Présentée par l’ancien ministre macroniste Thomas Cazenave, cette proposition de loi bénéficie du soutien de l’exécutif, des groupes de la coalition au pouvoir, de l’extrême droite et même des socialistes. Ce large consensus est rare dans une Assemblée nationale souvent fragmentée, surtout depuis la dissolution manquée de 2024.

Au-delà des aspects techniques, cette loi pourrait bien représenter un tournant politique majeur. David Amiel, ministre de la Fonction publique, l’a qualifiée de « coup d’envoi d’une profonde réforme structurelle de l’État », saluant ainsi une initiative face aux accusations d’immobilisme gouvernemental. Thomas Cazenave a insisté sur l’ampleur du projet, un sujet « débattu depuis plus de vingt ans mais toujours ajourné », et qui vise à un « changement complet de modèle » pour la gestion du patrimoine immobilier étatique.

La députée écologiste de l’Essonne, Julie Ozenne, a confirmé l’importance du « basculement profond » opéré par ce texte, justifiant ainsi l’opposition de son groupe. L’objectif principal de cette réforme est de confier la propriété d’une grande partie du parc immobilier de l’État à une nouvelle foncière publique, intégralement détenue par l’État mais gérée de manière autonome.
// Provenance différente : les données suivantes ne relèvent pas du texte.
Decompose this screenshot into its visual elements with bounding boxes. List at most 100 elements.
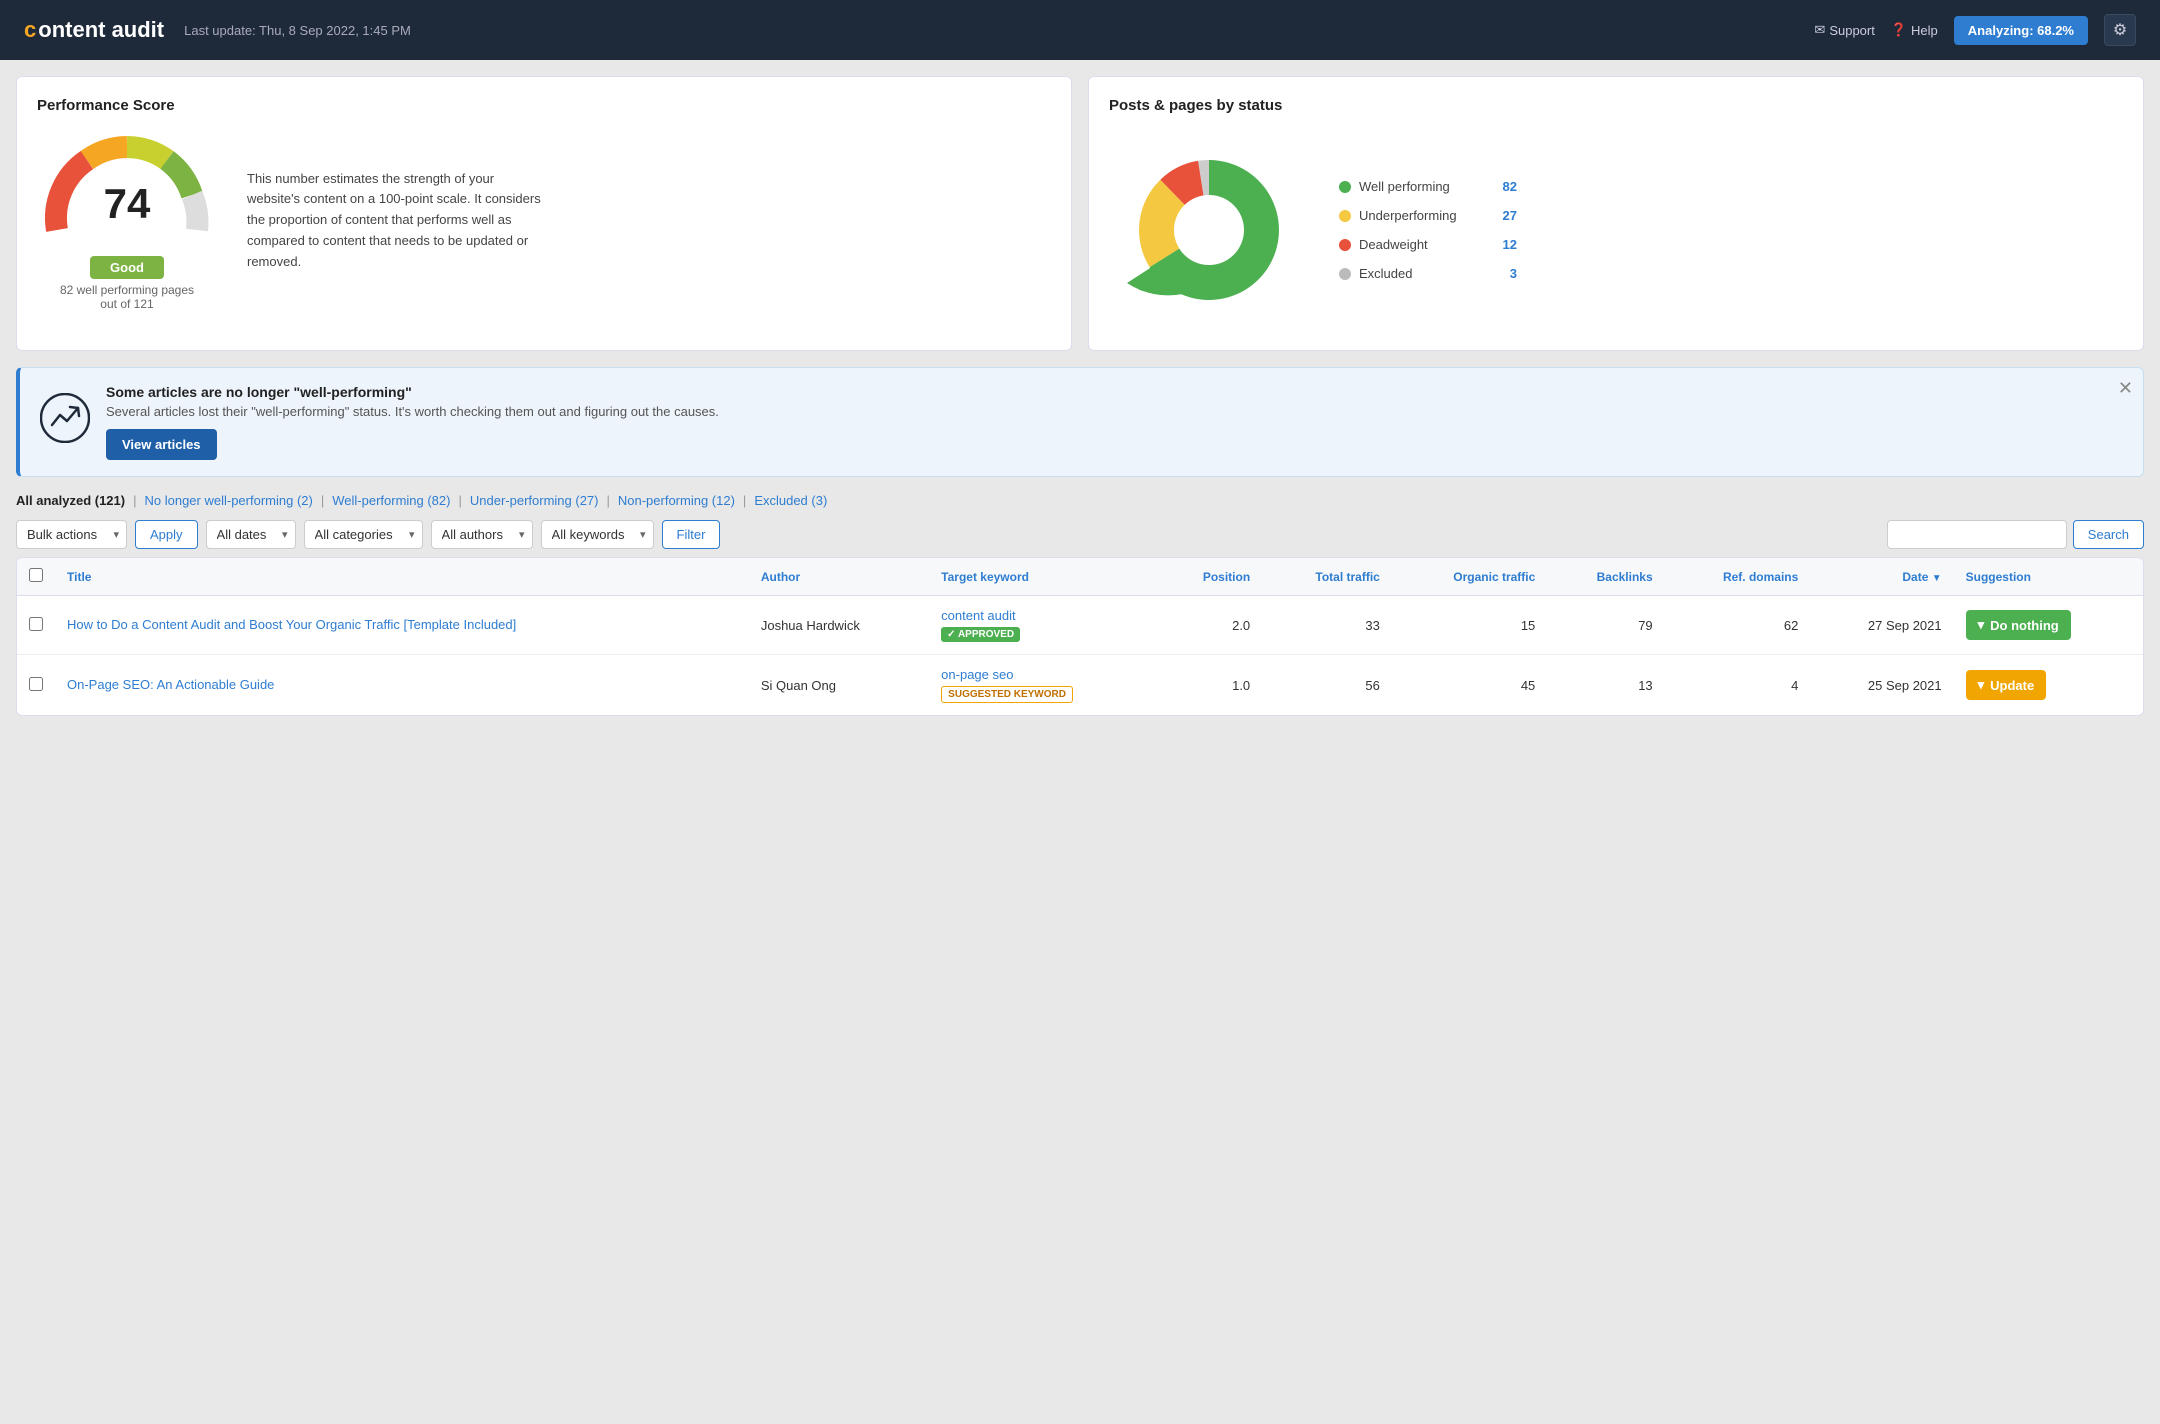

Cela devrait inciter les ministères à rationaliser l’occupation des surfaces, avec l’ambition de réduire le parc de 25% d’ici 2032 et de financer la transition écologique des bâtiments publics.

La Cour des comptes estime entre 140 et 150 milliards d’euros les coûts des travaux de rénovation nécessaires d’ici 2050 pour le parc immobilier de l’État, qui représente environ 96 millions de m² de surface bâtie et 42 000 km² de terrains non bâtis. Bien que les groupes de gauche (à l’exception des socialistes) s’y soient opposés, dénonçant un « dépeçage » du patrimoine public, cette loi est perçue par ses partisans comme un pas essentiel vers une gestion plus efficace et plus durable des biens de l’État.